So, a while ago, I realized that I wasn’t reading as many books as I had in the past. I was reading more blogs and web pages, but not as many books–and especially not as many science-fiction or fantasy books. When you find yourself lacking, it’s time to go on a quest, so I created two quests for myself. One was to revisit American history by reading a biography of every President. I finished His Excellency, George Washington by Joseph Ellis, and have started my John Adams book (although the title eludes me right now). And to get me back into reading my genre fiction, I decided to go back to the roots. I am reading through the infamous Appendix N.
While Appendix N offers a wide selection of books that were inspirational to the development of Advanced Dungeons & Dragons, it’s not always very specific about which books to read from a certain author. Here are my rules:
- If a specific title is listed, read it.
- If no particular titles are listed, read whatever I find first in my local used book stores.
- Read at least one thing per author.
- Read as many titles as I can that are specifically mentioned.
I hope to get a better sense of the roots of AD&D. I mean, I’ve been playing D&D in some incarnation since around 1980, but I’ve never really read anything because it was listed as an inspiration for the creation of the game.
My first book of choice was Lin Carter’s The Warrior of World’s End (the first book of the Gondwane Epic). And . . . wow. This was not what I was expecting. If I had not realized this book was a precursor to AD&D, I would have thought it was born from the notes of a crazy, pre-teen Dungeon Master. Now, to be fair, I was entertained throughout the book–sometimes by the plot, sometimes by the characters, but mostly by the writing style. Carter is praised on the back of the book as the “master of sword and sorcery,” and my only response is that we’ve come a long way.

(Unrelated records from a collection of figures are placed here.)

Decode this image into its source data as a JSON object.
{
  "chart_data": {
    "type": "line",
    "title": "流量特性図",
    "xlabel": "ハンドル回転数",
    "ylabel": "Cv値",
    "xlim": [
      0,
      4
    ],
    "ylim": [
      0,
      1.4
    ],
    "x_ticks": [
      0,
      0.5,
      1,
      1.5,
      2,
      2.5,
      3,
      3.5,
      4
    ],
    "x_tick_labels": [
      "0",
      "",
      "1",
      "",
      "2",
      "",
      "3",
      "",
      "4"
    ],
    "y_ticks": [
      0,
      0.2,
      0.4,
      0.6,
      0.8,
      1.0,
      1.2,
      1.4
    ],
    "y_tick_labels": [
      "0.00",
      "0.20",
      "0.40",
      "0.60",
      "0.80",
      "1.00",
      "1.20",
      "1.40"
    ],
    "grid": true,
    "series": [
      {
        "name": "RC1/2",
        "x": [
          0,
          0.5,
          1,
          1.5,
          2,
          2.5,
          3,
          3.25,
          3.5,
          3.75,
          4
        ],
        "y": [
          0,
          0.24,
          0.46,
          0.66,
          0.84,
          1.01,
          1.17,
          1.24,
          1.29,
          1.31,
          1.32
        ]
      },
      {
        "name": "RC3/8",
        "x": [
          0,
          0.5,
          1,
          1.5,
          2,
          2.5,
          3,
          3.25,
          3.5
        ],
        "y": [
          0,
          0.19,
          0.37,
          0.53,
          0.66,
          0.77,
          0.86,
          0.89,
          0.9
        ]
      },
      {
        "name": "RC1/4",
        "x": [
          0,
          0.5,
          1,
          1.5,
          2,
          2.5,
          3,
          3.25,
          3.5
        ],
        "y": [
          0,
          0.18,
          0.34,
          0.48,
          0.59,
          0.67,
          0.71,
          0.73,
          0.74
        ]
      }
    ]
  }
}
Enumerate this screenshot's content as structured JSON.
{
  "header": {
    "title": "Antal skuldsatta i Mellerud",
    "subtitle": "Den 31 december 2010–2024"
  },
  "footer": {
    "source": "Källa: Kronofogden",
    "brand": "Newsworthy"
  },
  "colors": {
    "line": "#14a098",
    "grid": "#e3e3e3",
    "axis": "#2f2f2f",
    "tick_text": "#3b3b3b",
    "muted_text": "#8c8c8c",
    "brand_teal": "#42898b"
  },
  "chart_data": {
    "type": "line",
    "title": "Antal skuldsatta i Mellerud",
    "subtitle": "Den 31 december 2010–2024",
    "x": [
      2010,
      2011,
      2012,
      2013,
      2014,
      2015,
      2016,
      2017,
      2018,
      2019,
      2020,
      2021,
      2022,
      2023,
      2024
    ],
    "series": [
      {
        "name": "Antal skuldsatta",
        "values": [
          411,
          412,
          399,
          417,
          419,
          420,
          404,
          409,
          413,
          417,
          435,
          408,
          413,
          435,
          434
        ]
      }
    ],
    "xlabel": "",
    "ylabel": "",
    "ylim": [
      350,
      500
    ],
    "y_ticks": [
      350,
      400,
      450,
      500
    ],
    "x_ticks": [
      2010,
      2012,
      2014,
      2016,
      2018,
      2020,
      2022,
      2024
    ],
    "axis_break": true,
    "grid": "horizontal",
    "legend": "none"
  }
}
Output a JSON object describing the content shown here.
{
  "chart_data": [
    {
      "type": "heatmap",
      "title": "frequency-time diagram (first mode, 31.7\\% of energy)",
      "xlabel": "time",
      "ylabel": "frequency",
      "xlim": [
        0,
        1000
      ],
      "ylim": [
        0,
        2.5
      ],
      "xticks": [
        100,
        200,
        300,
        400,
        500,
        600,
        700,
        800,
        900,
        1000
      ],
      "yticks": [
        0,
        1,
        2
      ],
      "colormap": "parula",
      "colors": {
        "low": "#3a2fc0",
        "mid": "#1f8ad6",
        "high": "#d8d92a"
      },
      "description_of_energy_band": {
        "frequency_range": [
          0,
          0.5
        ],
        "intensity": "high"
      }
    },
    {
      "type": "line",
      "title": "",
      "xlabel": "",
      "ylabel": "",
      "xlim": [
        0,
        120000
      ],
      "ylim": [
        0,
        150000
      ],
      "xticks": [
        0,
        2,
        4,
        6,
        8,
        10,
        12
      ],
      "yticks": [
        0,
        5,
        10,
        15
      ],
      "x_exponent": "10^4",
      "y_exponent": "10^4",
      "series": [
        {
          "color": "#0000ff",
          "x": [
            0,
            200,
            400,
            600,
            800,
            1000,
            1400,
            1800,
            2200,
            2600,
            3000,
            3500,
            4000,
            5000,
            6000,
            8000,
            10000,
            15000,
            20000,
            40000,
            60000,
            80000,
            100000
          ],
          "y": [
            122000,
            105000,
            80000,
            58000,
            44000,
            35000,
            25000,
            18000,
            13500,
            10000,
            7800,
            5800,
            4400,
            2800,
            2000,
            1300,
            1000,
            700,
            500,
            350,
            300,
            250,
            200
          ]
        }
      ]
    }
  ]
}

The plot of the book centers around the adventures of Ganelon Silvermane’s adventures in the world of Gondwane, which is Earth in the year 700,000,000 AD (okay, 699,999,930 AD to be precise). Yes, you read that right. 700 million AD… That was my first clue that Carter’s style of fantasy might border on the silly. (In fact, through a large portion of the book, I felt like it might be a parody of fantasy novels, but I wasn’t sure exactly what novels it would be parodying.) The main character, Ganelon, is a construct, built by a race that built lots of constructs and would release one whenever the world seemed to be in need of saving. Of course, Ganelon doesn’t actually remember why he’s been awakened. So he basically follows the orders of a number of father-figures throughout the book, rarely having any initiative of his own. His adventuring party is rounded out by the Illusionist (one of the father figures), Fryx (a “tomb-dwelling, grave-robbing, soul-devouring lobster-ghoul” who should’ve been named Deus ex Machina), and Xarda (a female knight who is about as stereotypical as a 1970’s middle-schooler’s idea of a woman knight–at one point she needs to take a long shopping trip for armor and weapons. I can only imagine the delight at such high humor: “Ha! She’s a warrior, but she still shops like a woman!”). The group eventually saves the world from an evil school-chum of the Illusionist’s by swinging their swords a lot. (Did I mention that Ganelon is pretty much impervious to injury, so there’s never any real fear of them failing?)
While the book is amusing in its nostalgic quaintness, it’s pretty flat everywhere else. The only other truly entertaining quality was the names of places and characters–which were often just silly. Places like YamaYamaLand (no spaces) and the Mountains of the Death Dwarfs were inhabited by races like the Phlygul (“It had no nose, for example, and the lack of this familiar facial feature lent its visage an unfinished look . . . . It also lacked nipples and navel . . . . However it did possess the organs of gender, which were repulsively huge and unquestionably male.”) There are also Tigermen, the Bazonga bird, and the Indigons. There seems to be no rational explanation for why there are so many radically different intelligent species, and each land seems to immediately shift into a new terrain type as soon as the heroes cross the border.
The whole time I read this book, I felt like I might have enjoyed it more in middle-school (Unstoppable heroic embodiment of everything lacking in my own pubescence? Check. A bird named after boobs? Check. Flying bats with huge penises? Check. Woman warrior who kills things, but still needs to shop and look pretty, thus allowing me to idolize her and keep her understandable to my untested views of what it meant to be a woman? Check.)
Needless to say, I don’t think I’ll be picking up the sequel.